Background: DC-SIGNR and DC-SIGN may bind HIV-1 and mediate efficient infection of CD4⁺ T-lymphocytes in trans. It was reported that alternative splicing of DC-SIGNR and DC-SIGN pre-mRNA generated a wide repertoire of transcripts encoding membrane associated and soluble isoforms. Total of 9 DC-SIGNR transcript isoforms were identified from placenta and liver. Inter-individual variation in the repertoire of DC-SIGNR transcript expression was also reported in placenta, which might play a role in parental transmission of HIV-1. However, the DC-SIGNR transcripts in dendritic cells (DCs) and mucosa, which may involve in sexual transmission of HIV-1, have not been characterized.

Methods: DCs (n = 4) were cultured from monocytes in the presence of IL-4 and GM-CSF, and total RNA was extracted on day 7. Total RNA was also isolated from rectum biopsies (n = 2) that were submerged immediately in the RNA stabilization reagent and keep at -20°C. Full length DC-SIGNR genes from monocyte derived DCs and rectum biopsies were amplified by RT-PCR, cloned, and sequenced.
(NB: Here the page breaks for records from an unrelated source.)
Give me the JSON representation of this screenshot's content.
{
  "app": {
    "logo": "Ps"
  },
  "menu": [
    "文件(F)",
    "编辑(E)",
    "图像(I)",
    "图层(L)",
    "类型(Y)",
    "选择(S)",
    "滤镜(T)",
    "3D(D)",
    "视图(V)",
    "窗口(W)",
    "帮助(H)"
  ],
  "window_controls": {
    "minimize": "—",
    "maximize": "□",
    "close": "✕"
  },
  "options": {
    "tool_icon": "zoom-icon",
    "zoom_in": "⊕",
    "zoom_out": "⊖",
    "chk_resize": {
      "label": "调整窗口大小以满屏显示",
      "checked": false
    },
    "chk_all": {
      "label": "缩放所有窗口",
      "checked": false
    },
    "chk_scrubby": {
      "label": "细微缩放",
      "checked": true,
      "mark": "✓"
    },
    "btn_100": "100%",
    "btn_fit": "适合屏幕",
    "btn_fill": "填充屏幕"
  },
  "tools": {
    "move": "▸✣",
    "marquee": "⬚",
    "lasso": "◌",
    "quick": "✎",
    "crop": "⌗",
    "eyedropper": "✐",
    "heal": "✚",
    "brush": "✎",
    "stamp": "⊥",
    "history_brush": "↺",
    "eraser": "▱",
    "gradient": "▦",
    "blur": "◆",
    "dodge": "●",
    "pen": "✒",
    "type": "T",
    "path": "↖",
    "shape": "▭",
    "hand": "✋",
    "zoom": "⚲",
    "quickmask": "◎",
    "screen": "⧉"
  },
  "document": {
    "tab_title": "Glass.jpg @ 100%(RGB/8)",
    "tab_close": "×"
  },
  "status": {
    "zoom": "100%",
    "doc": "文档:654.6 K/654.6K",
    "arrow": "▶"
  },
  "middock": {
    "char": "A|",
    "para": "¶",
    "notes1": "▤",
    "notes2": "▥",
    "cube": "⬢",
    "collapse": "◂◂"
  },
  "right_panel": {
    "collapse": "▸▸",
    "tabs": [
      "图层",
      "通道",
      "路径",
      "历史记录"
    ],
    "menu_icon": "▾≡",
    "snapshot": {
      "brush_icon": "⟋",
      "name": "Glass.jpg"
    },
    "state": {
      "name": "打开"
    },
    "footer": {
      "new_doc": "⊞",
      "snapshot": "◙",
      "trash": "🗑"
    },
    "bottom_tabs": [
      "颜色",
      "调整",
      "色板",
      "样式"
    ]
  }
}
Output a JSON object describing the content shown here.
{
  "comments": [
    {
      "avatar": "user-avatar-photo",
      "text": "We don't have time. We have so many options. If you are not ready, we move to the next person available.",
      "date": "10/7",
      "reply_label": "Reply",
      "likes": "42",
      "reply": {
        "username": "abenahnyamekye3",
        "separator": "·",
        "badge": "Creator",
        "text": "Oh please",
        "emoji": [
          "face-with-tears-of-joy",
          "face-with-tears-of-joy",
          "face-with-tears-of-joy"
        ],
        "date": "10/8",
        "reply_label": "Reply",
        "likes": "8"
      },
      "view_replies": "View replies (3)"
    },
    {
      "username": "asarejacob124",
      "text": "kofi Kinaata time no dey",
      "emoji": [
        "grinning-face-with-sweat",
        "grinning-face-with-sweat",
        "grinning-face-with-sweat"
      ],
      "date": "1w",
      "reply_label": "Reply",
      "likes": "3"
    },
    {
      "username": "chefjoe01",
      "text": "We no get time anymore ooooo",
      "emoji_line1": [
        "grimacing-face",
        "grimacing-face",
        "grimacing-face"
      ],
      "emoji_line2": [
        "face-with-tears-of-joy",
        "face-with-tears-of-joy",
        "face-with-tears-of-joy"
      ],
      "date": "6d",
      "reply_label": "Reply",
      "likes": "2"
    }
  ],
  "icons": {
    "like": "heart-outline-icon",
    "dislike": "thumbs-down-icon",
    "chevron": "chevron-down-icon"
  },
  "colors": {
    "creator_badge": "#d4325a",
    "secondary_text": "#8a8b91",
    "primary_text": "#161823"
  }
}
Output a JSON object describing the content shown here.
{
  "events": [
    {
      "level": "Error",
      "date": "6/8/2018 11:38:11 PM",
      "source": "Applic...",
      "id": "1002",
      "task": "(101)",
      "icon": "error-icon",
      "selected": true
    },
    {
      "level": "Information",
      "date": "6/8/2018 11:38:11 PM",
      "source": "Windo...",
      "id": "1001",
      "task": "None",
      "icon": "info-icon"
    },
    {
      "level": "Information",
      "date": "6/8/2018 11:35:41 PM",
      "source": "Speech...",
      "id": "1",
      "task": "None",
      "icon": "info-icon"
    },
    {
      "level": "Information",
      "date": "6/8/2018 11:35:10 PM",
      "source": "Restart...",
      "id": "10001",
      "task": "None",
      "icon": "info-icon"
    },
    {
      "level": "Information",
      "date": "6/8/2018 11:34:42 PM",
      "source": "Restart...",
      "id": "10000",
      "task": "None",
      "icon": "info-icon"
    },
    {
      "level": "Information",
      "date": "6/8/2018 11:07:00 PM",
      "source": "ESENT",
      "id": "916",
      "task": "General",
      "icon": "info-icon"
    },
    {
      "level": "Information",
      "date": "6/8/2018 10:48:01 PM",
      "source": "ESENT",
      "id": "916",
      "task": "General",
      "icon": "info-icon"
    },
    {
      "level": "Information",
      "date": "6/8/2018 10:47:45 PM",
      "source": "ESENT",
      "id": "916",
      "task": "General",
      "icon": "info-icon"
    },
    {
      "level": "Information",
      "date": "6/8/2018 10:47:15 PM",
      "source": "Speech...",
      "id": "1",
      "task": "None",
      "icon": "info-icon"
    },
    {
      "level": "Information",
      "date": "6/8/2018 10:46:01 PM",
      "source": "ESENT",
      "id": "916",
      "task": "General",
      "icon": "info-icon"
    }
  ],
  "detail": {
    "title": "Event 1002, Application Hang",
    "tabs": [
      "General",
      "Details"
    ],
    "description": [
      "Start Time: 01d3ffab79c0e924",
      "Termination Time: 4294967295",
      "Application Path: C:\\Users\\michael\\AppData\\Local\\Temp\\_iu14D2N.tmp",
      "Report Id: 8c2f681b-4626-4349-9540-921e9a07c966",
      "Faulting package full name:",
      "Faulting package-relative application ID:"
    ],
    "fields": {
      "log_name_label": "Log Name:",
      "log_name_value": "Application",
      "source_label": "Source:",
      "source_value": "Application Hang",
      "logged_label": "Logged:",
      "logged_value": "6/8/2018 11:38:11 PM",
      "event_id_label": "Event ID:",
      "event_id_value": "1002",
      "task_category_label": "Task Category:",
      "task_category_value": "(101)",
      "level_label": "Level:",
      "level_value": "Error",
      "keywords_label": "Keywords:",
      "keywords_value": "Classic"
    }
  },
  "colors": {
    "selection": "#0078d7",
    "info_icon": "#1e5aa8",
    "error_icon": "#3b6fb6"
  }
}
Results: Both membrane associated form (Fig. 1) and soluble form (Fig. 2) of DC-SIGNR are detected in human DCs and rectum biopsies. Only the prototypes of the 2 forms are shown in Figs. 1 and 2. There is also extensive inter-individual heterogeneity in the transcript repertoire. We found total of 20 distinct transcripts, of which 14 were seen only in DCs, 2 only in rectum biopsies and 4 in both. The 18 transcript isoforms we newly identified contain deletion of up to 5 repeats in the repeat region, deletion of exon II, deletion of exon III, deletion of exon VI, deletion of the last 69 bp of exon IV, deletion of part of exon II, and retaining intron I and part of intron VI.

Conclusions: We found a large repertoire and wide inter-individual heterogeneity of DC-SIGNR transcript isoforms from human DCs and rectum biopsies. These variations could play a role in sexual transmission of HIV-1.